The beer blast under the truck continued as the storm hammered down on us. This group of thru-hikers were demonstrating a well known Appalachian Trail phenomenon known as spontaneous consumption. As we walked northward, a party threatened to start up any time we were within 10 miles of beer. And what a bunch of dirty, drunken vagabonds we were…
We watched lightning strike the telephone pole directly in front of us, accompanied by a great BOOM. Like a Hollywood special effect, the crackling electricity visually shot down the wires. I was ready to move on. We staggered a mile down the Trail and camped that night in the moist woodland next to Dismal Creek Falls. I was concerned about purity of the water (we had sent our water filter ahead to lighten our load) but the Traveler assured me the fast moving water would be alright. I looked at Mark and he gestured toward the cow voiding into the creek 50 yards upstream. We determined the Traveler was as full of shit as Dismal Creek.
In the morning we had all split, Mark and I were hiking alone again through the continuing showers. The rain picked up and it was coming down in sheets as we wandered towards Woods Hole under the cover of darkness. After a complete soaking, we arrived late and followed the signs to the “bunk house”. A hiker’s paradise, there was food in the fridge, hot showers, soft beds and, above all, home-like hospitality. In the morning we met the owners, Roy and Tillie Wood. These incredible people bought the picturesque log house built in the early 1800s and restored it to a beautiful piece of American History.
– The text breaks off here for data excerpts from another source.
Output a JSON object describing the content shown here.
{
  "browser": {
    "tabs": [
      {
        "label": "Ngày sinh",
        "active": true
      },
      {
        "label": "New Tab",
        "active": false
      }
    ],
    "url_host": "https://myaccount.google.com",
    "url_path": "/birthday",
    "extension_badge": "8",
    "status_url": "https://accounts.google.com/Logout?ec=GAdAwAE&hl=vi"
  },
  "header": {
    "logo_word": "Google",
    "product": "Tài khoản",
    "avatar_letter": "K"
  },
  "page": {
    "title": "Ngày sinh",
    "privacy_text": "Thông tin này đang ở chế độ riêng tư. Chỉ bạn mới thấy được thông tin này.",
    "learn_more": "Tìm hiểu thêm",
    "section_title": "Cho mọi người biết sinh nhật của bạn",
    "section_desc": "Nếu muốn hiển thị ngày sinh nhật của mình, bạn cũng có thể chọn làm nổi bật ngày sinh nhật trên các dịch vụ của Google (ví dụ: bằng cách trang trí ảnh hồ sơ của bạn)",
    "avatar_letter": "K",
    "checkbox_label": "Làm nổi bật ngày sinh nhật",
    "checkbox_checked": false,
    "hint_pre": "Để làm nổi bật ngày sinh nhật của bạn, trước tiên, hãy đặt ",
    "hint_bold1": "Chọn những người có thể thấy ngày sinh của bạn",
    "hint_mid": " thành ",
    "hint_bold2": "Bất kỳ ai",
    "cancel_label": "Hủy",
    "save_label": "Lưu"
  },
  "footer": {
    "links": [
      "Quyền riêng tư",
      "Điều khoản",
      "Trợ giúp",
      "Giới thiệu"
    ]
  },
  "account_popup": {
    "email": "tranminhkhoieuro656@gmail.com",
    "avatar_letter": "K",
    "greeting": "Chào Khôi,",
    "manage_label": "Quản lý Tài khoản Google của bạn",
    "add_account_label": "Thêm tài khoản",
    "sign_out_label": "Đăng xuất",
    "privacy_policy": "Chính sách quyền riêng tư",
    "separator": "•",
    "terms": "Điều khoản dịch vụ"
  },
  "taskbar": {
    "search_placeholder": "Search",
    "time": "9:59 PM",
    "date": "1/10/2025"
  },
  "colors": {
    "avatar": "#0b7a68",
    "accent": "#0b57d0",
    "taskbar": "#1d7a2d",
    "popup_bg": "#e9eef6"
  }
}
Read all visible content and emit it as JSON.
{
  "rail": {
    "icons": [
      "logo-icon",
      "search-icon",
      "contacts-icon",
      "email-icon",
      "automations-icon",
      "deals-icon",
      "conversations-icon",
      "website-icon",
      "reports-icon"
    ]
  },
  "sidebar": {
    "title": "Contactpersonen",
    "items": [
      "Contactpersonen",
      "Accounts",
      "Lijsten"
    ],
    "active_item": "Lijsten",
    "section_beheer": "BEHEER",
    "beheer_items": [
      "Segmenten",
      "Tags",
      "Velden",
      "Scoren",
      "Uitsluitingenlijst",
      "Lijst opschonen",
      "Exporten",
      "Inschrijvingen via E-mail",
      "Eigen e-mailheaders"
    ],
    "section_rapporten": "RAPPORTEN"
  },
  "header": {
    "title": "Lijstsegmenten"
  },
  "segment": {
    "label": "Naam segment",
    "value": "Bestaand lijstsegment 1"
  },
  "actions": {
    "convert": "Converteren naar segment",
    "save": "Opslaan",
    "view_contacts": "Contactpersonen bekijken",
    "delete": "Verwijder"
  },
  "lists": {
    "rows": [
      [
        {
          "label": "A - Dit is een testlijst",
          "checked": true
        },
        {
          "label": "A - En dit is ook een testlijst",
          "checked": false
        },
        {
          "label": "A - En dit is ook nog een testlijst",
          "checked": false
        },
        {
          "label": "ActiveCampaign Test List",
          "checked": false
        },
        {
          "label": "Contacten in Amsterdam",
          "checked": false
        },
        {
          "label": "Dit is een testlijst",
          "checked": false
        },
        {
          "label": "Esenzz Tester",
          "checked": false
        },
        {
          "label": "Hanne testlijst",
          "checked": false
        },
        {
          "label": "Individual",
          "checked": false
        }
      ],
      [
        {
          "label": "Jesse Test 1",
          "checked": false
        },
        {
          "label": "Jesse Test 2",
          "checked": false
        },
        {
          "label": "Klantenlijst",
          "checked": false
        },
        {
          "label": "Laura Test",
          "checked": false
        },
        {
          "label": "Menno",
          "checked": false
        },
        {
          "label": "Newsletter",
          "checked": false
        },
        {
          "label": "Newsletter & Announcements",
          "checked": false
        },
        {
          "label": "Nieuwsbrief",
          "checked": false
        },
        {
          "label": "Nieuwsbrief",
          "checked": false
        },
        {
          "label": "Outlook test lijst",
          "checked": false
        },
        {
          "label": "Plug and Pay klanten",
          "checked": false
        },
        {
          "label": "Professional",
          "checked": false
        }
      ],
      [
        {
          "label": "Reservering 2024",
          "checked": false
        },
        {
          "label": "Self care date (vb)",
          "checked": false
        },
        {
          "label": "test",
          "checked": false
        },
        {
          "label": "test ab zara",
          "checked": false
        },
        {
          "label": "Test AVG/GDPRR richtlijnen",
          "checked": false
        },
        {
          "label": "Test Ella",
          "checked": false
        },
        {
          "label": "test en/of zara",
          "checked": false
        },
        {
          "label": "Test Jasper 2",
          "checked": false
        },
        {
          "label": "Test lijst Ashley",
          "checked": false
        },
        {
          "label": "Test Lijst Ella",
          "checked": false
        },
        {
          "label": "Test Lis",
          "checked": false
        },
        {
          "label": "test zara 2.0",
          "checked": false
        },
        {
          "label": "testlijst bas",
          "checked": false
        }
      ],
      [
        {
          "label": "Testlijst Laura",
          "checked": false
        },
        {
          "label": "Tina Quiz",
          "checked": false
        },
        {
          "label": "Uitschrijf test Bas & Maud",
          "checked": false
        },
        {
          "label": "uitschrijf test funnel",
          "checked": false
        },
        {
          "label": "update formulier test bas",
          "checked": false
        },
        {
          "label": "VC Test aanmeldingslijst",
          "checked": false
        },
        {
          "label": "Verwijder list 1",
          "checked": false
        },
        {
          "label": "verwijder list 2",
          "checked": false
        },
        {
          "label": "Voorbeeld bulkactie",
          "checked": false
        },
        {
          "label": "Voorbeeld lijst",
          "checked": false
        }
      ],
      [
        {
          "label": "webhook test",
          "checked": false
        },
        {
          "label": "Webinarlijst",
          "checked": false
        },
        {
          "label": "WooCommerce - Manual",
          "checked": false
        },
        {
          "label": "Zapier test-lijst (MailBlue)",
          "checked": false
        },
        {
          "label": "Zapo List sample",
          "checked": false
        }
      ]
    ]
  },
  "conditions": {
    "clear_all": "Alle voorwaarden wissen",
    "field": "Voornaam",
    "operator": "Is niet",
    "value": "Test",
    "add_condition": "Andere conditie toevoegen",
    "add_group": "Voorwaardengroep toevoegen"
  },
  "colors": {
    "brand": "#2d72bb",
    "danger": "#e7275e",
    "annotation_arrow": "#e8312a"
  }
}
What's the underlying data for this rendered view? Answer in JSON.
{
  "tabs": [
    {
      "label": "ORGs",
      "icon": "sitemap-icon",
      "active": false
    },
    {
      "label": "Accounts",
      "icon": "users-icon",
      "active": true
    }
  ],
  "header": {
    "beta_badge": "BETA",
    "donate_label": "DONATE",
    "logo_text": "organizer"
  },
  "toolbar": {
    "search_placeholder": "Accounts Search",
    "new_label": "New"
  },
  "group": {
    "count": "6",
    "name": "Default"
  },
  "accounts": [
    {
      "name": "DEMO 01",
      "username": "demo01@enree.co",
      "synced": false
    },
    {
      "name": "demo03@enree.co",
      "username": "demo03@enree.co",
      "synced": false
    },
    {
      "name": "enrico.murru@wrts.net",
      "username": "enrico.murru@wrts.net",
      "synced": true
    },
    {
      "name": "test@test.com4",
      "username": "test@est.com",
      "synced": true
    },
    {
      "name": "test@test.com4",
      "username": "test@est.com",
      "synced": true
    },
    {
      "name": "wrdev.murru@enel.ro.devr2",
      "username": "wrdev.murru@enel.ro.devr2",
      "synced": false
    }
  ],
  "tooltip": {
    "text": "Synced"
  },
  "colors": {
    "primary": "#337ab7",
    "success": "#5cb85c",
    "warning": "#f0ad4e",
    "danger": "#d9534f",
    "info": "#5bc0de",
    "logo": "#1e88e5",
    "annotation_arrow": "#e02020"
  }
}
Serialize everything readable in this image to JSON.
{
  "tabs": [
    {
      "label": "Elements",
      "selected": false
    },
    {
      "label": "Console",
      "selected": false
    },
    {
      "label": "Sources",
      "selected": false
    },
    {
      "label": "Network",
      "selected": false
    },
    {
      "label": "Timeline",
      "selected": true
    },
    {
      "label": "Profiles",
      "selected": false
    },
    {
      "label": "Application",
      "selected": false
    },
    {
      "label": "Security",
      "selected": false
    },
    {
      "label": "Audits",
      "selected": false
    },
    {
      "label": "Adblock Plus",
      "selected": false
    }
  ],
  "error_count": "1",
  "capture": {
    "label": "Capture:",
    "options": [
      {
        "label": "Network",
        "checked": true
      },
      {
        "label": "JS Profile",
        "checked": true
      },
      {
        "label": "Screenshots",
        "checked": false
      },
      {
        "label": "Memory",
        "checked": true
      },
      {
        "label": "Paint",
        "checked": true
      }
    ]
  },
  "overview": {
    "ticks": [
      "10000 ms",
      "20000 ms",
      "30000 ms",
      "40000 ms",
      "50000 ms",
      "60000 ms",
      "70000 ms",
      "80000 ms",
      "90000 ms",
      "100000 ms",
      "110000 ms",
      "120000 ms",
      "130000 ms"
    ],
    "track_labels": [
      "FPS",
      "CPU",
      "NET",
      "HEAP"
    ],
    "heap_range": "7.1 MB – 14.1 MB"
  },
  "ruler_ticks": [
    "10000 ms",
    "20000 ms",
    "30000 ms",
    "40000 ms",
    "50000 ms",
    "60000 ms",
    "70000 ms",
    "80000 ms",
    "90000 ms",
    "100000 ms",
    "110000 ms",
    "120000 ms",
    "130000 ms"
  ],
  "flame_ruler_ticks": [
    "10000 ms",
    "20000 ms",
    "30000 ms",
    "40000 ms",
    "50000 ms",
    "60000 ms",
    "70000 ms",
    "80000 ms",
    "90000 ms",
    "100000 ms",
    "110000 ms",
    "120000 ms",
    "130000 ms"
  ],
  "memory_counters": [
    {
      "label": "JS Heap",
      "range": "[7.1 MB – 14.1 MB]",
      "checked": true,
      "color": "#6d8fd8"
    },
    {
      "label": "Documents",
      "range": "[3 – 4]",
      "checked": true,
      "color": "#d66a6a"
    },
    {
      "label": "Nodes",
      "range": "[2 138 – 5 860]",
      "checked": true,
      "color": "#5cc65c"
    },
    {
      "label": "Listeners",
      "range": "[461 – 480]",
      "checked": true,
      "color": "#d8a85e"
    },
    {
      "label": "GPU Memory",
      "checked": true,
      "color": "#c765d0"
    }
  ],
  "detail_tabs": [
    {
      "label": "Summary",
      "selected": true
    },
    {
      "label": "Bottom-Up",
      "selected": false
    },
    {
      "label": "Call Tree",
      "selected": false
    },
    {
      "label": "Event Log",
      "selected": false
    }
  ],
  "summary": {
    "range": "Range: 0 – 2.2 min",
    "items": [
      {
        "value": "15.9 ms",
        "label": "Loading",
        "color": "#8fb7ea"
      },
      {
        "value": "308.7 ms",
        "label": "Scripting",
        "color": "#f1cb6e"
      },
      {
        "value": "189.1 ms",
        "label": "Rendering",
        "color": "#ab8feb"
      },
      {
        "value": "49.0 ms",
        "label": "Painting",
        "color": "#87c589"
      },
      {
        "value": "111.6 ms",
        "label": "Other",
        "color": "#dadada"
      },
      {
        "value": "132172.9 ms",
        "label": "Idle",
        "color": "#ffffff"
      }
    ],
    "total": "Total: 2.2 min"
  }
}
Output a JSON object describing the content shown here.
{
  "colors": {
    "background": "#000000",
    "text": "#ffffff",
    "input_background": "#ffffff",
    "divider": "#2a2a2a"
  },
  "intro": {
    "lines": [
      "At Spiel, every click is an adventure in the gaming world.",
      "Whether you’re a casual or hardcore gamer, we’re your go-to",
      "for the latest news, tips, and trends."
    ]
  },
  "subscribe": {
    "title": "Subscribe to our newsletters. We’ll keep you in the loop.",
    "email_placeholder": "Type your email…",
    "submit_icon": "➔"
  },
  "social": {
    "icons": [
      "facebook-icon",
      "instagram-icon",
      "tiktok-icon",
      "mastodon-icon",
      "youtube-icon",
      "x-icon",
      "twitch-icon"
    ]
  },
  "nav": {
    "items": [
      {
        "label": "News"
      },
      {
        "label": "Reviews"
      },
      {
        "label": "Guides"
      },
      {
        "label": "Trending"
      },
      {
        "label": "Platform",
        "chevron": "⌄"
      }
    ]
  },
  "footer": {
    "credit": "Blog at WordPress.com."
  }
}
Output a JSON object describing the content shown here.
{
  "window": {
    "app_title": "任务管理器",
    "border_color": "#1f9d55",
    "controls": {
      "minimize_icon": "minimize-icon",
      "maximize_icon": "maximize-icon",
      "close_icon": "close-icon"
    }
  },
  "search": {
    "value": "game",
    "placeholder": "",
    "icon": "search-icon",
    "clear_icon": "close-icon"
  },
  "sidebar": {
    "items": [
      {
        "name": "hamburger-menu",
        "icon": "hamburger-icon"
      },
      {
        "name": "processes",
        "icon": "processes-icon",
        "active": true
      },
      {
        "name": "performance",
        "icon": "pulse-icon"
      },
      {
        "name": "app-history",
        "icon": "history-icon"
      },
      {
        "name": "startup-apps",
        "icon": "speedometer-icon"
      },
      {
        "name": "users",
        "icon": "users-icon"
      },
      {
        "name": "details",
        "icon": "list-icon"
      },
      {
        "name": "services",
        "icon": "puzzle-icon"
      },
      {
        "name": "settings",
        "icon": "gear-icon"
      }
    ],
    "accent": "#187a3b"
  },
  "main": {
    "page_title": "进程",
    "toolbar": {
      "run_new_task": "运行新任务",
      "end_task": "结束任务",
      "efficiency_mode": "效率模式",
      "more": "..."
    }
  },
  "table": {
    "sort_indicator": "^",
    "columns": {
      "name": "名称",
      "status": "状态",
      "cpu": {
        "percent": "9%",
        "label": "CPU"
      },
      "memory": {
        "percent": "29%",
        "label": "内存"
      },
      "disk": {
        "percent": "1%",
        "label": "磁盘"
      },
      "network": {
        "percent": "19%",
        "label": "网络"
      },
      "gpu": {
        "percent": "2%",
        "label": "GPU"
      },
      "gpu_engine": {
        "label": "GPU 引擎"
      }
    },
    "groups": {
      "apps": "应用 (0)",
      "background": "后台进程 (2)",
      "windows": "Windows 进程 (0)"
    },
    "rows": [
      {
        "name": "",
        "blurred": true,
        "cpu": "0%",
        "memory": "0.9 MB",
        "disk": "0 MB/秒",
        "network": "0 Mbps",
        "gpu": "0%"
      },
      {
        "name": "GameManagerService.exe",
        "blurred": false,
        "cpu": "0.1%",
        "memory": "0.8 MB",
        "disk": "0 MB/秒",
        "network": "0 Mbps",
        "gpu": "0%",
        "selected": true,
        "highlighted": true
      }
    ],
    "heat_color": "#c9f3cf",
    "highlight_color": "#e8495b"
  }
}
Mark and I sat and listened to Roy’s stories of the elk herds he studied and how he found this wonderful spot during that time, buying the property in 1941 and restoring it in 1981. Tillie had a wealth of knowledge of the plants of the region, especially mushrooms. They were incredible folks and we felt like family during our brief stay. It was on to Pearisburg for us and after we did some yardwork around the property, we said good bye to our new friends and hit the Trail.